Japanese maple shoots grow out at different rates all over the tree. Some shoots will be first, and those are your strongest. When we see that little shoot developing and elongating, take it off immediately. If we don’t, that shoot will gain strength and get thick, and be too strong next year too, and it will also have a really long internode. If we pluck it early, it is possible to get short internodes. Later, the weaker shoots will grow out, a few days or a few weeks later. You may want to pluck those too, or you may choose to leave them a while to strengthen the twig a bit. 

If you have a very old tree with some truly weak branches, even some that are dying back a bit, you might want to lightly fertilize in the spring. But if we fertilize too much…we get a young tree again! A small amount of inner branch loss is accepted on a very old tree. Trimming the leaves—every other one in the strong areas and none in the weaker areas—is the next step, but that is next month’s work…




  1. Rusty says:

    Michael, I have a young (15 years?) maple which I am training for broom style. I started pinching new shoots leaving two sets of leaves and noticed that after I pinch the leaves get bigger. I am guessing I should have let it grown out more and then trim back in the summer, is that right? Also, is it better to trim back twice – once in the early spring while branches are bare and easy to see and once in the summer to shape the foliage?

  2. crataegus says:

    hi Rusty,

    To begin with, try to leave only one set of leaves, not two sets, if you’ve reached the perimeter of the tree’s design. But we can certainly let it grow longer if we need the length.

    The remaining leaves will get larger, that is normal. When we pinch the centers, those remaining leaves are still growing and small.

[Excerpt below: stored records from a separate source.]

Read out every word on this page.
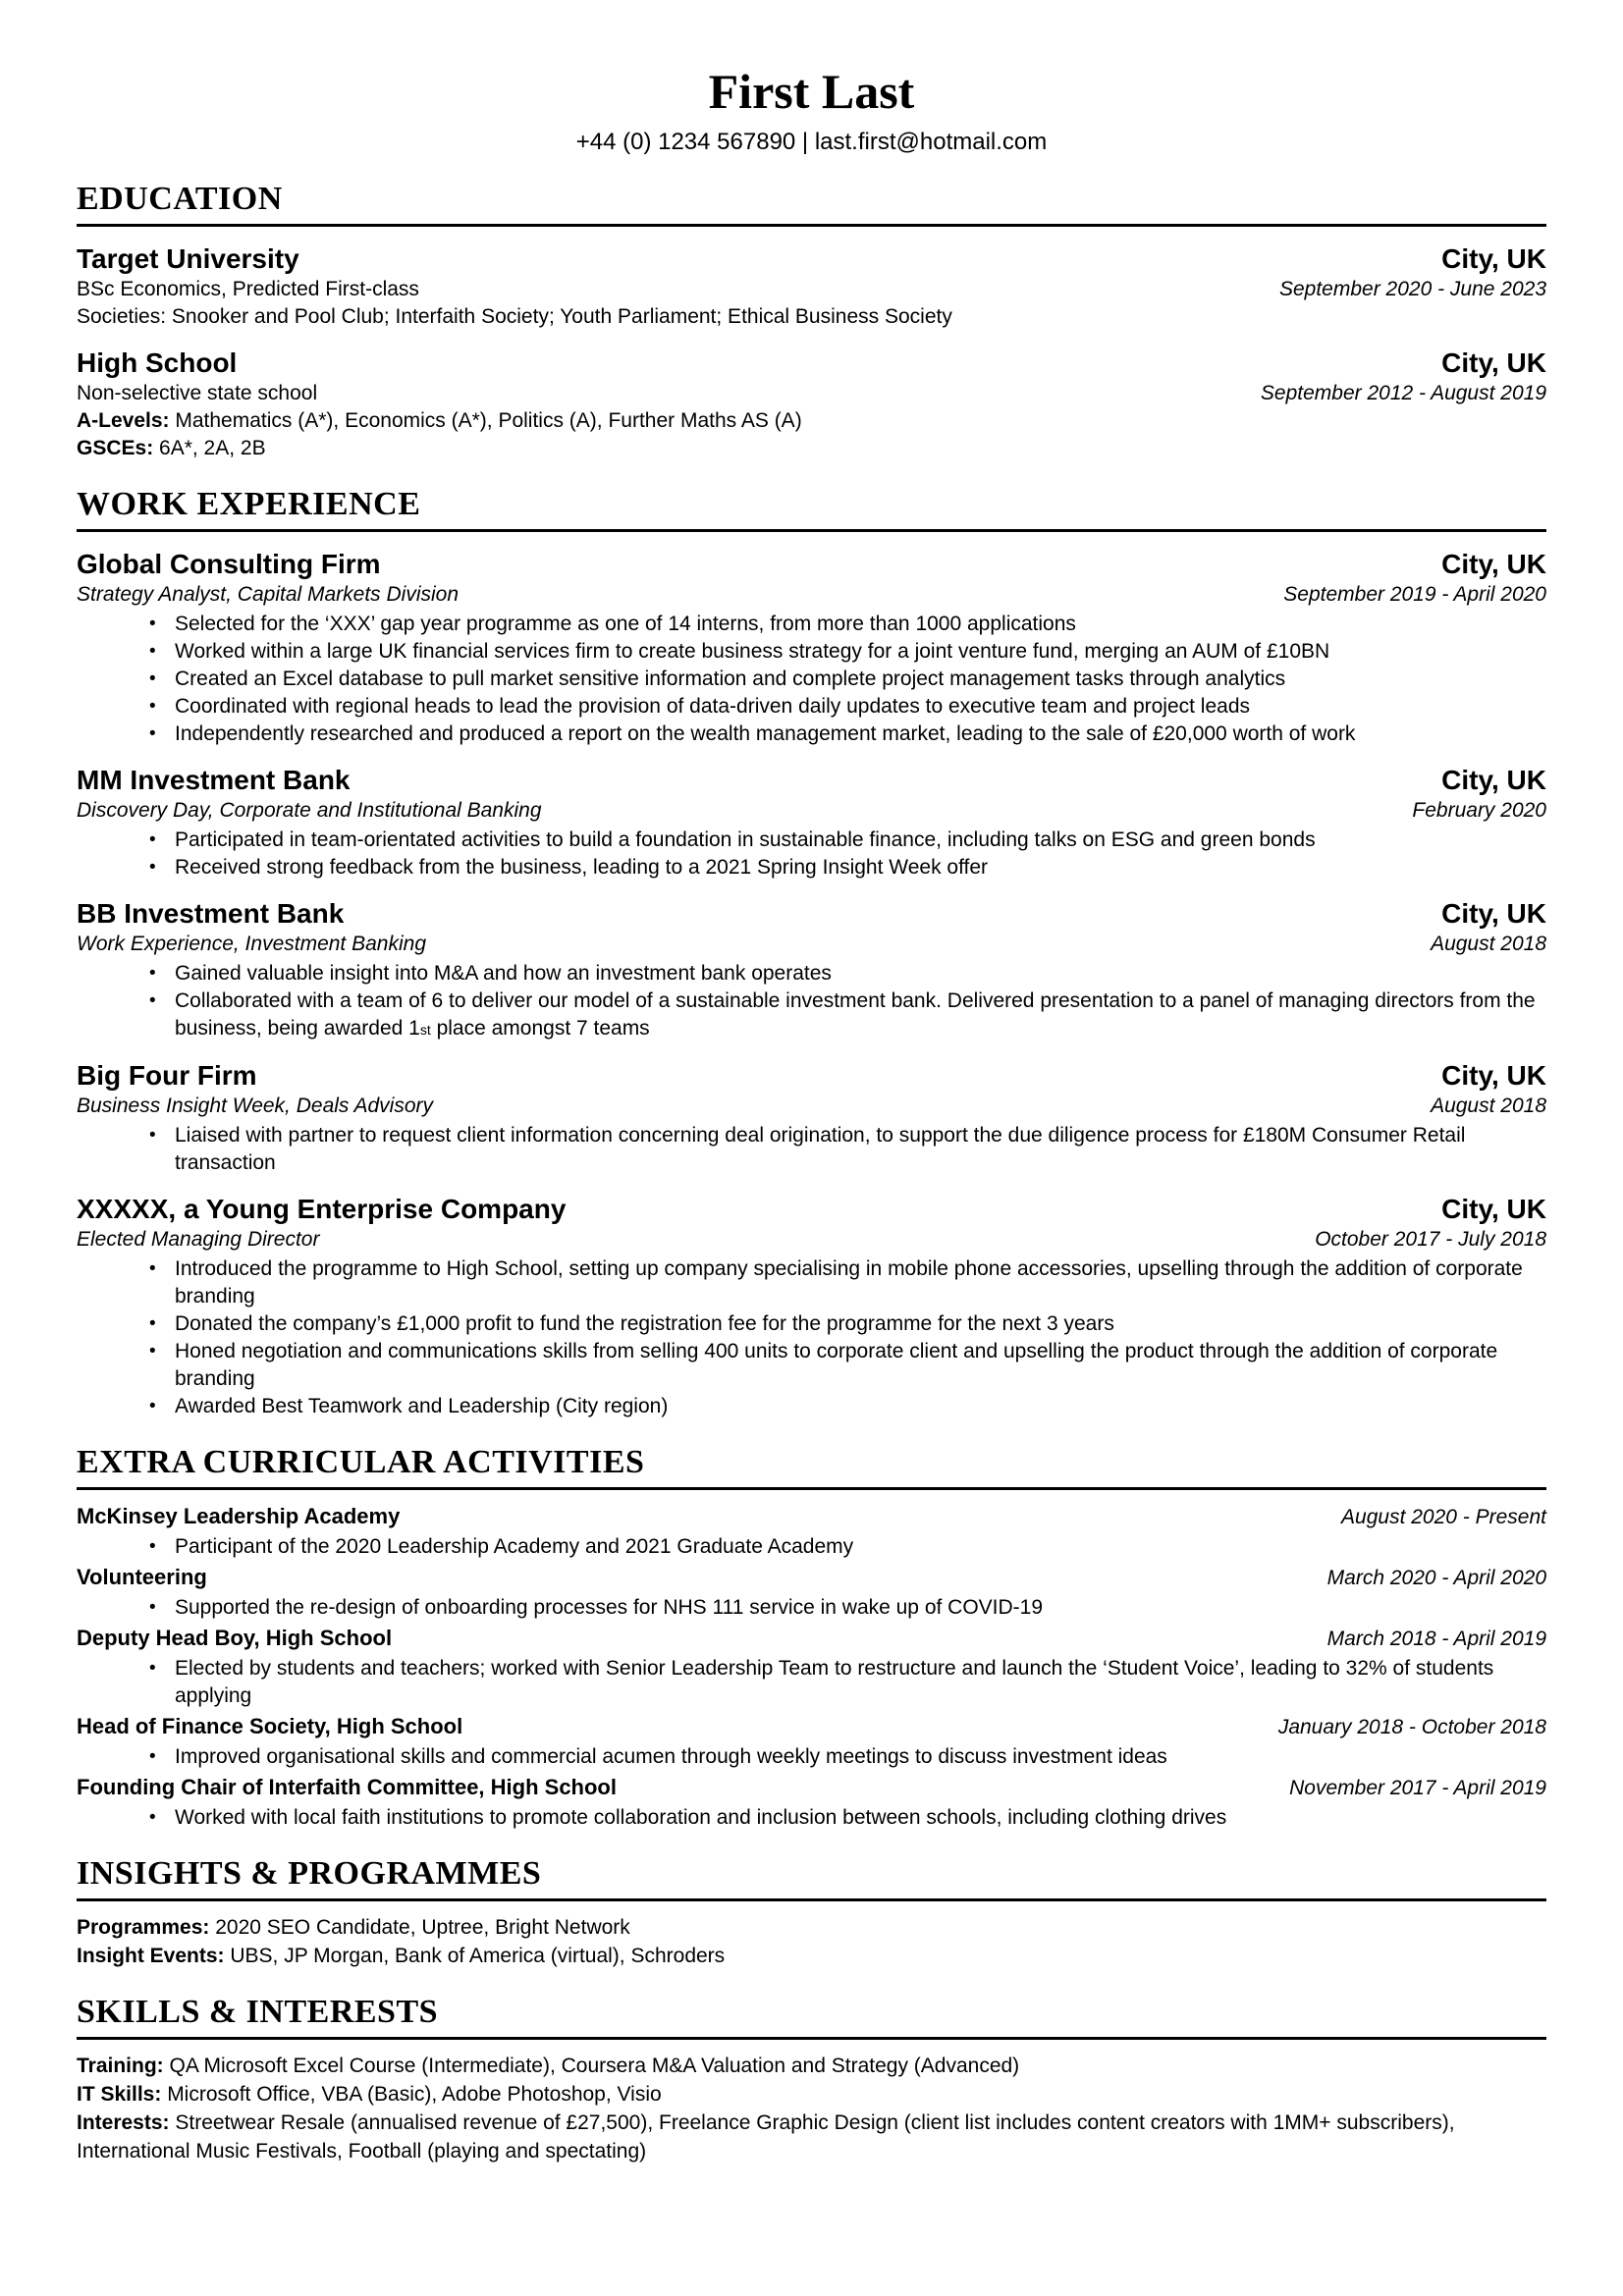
First Last
+44 (0) 1234 567890 | last.first@hotmail.com
EDUCATION
Target University	City, UK
BSc Economics, Predicted First-class	September 2020 - June 2023
Societies: Snooker and Pool Club; Interfaith Society; Youth Parliament; Ethical Business Society
High School	City, UK
Non-selective state school	September 2012 - August 2019
A-Levels: Mathematics (A*), Economics (A*), Politics (A), Further Maths AS (A)
GSCEs: 6A*, 2A, 2B
WORK EXPERIENCE
Global Consulting Firm	City, UK
Strategy Analyst, Capital Markets Division	September 2019 - April 2020
• Selected for the ‘XXX’ gap year programme as one of 14 interns, from more than 1000 applications
• Worked within a large UK financial services firm to create business strategy for a joint venture fund, merging an AUM of £10BN
• Created an Excel database to pull market sensitive information and complete project management tasks through analytics
• Coordinated with regional heads to lead the provision of data-driven daily updates to executive team and project leads
• Independently researched and produced a report on the wealth management market, leading to the sale of £20,000 worth of work
MM Investment Bank	City, UK
Discovery Day, Corporate and Institutional Banking	February 2020
• Participated in team-orientated activities to build a foundation in sustainable finance, including talks on ESG and green bonds
• Received strong feedback from the business, leading to a 2021 Spring Insight Week offer
BB Investment Bank	City, UK
Work Experience, Investment Banking	August 2018
• Gained valuable insight into M&A and how an investment bank operates
• Collaborated with a team of 6 to deliver our model of a sustainable investment bank. Delivered presentation to a panel of managing directors from the business, being awarded 1st place amongst 7 teams
Big Four Firm	City, UK
Business Insight Week, Deals Advisory	August 2018
• Liaised with partner to request client information concerning deal origination, to support the due diligence process for £180M Consumer Retail transaction
XXXXX, a Young Enterprise Company	City, UK
Elected Managing Director	October 2017 - July 2018
• Introduced the programme to High School, setting up company specialising in mobile phone accessories, upselling through the addition of corporate branding
• Donated the company’s £1,000 profit to fund the registration fee for the programme for the next 3 years
• Honed negotiation and communications skills from selling 400 units to corporate client and upselling the product through the addition of corporate branding
• Awarded Best Teamwork and Leadership (City region)
EXTRA CURRICULAR ACTIVITIES
McKinsey Leadership Academy	August 2020 - Present
• Participant of the 2020 Leadership Academy and 2021 Graduate Academy
Volunteering	March 2020 - April 2020
• Supported the re-design of onboarding processes for NHS 111 service in wake up of COVID-19
Deputy Head Boy, High School	March 2018 - April 2019
• Elected by students and teachers; worked with Senior Leadership Team to restructure and launch the ‘Student Voice’, leading to 32% of students applying
Head of Finance Society, High School	January 2018 - October 2018
• Improved organisational skills and commercial acumen through weekly meetings to discuss investment ideas
Founding Chair of Interfaith Committee, High School	November 2017 - April 2019
• Worked with local faith institutions to promote collaboration and inclusion between schools, including clothing drives
INSIGHTS & PROGRAMMES
Programmes: 2020 SEO Candidate, Uptree, Bright Network
Insight Events: UBS, JP Morgan, Bank of America (virtual), Schroders
SKILLS & INTERESTS
Training: QA Microsoft Excel Course (Intermediate), Coursera M&A Valuation and Strategy (Advanced)
IT Skills: Microsoft Office, VBA (Basic), Adobe Photoshop, Visio
Interests: Streetwear Resale (annualised revenue of £27,500), Freelance Graphic Design (client list includes content creators with 1MM+ subscribers), International Music Festivals, Football (playing and spectating)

    If you trim back in the summer on a refined tree, you will have a much longer internode, and much thicker twig. But you are right—trimming back twice as you describe is a good basic plan.


  3. Rusty says:

    I just figured out something and would like to hear your thoughts on it – I noticed that on rainy days I still have to water my maple because not much rain actually gets to the pot, most of the water rolling off the foliage. Am I over reacting and overwatering my tree or have you noticed the same thing?

  4. crataegus says:


    Yes, you’ve pinpointed a thing you will notice more and more of as your trees become more developed and have thicker crowns. Pines can have the same issue. But the structure and layering of Japanese maple leaves is such that this issue is pronounced in them: Rain rarely reaches the pot!


  5. Robin Bedich says:


    My Japanese maple which is now 8 years old is having problems. The top layers of leaves has dried out. The rest of the tree seems fine. What do you think the problem is? It is a beautiful tree and I want to do whatever I need to save it.

    Thanks much,

  6. Michael Lobo says:

    I have a Japanese maple I bought from a Chinese grocery store, the trunk is pencil thin (I think it was grown from seed) its about a foot tall, I wish to prune it to give it a denser crown, I buried the pot in the ground outside under a Yew bush for protection. it is relatively small but I want to thicken it up rather than let it grow taller. I am unsure what I plan to do with it as of yet. if i shall keep it small and bushy or let it grow naturally, but I do want a strong branch system as well as more than one trunk. thanks! hope to hear from you soon!
    all the best
    Michael Elliott

    • crataegus says:

      If you plant it in a larger pot that’s a good first start. Most japanese maples if planted in the ground get too strong, then they get away from us and we have to cut large things off, creating large wounds. Keep the bottom roots cut off and save the flaring ones, and put it in a nursery pot for several years as you work on the top. For more than one trunk consider a graft at the base or an airlayer in a few years up where there is a branch forking.Take your time. Deciduous trees are best if we take some years with them.

      • Michael Lobo says:

        The one I got is less than a foot and is in a 1 gallon pot. I believe the pot is too big for it but I will take your advice, for now i planted the entire pot in the ground under a yew bush for protection in the fall. I’ll post pictures when the warmer season arrives. thank you.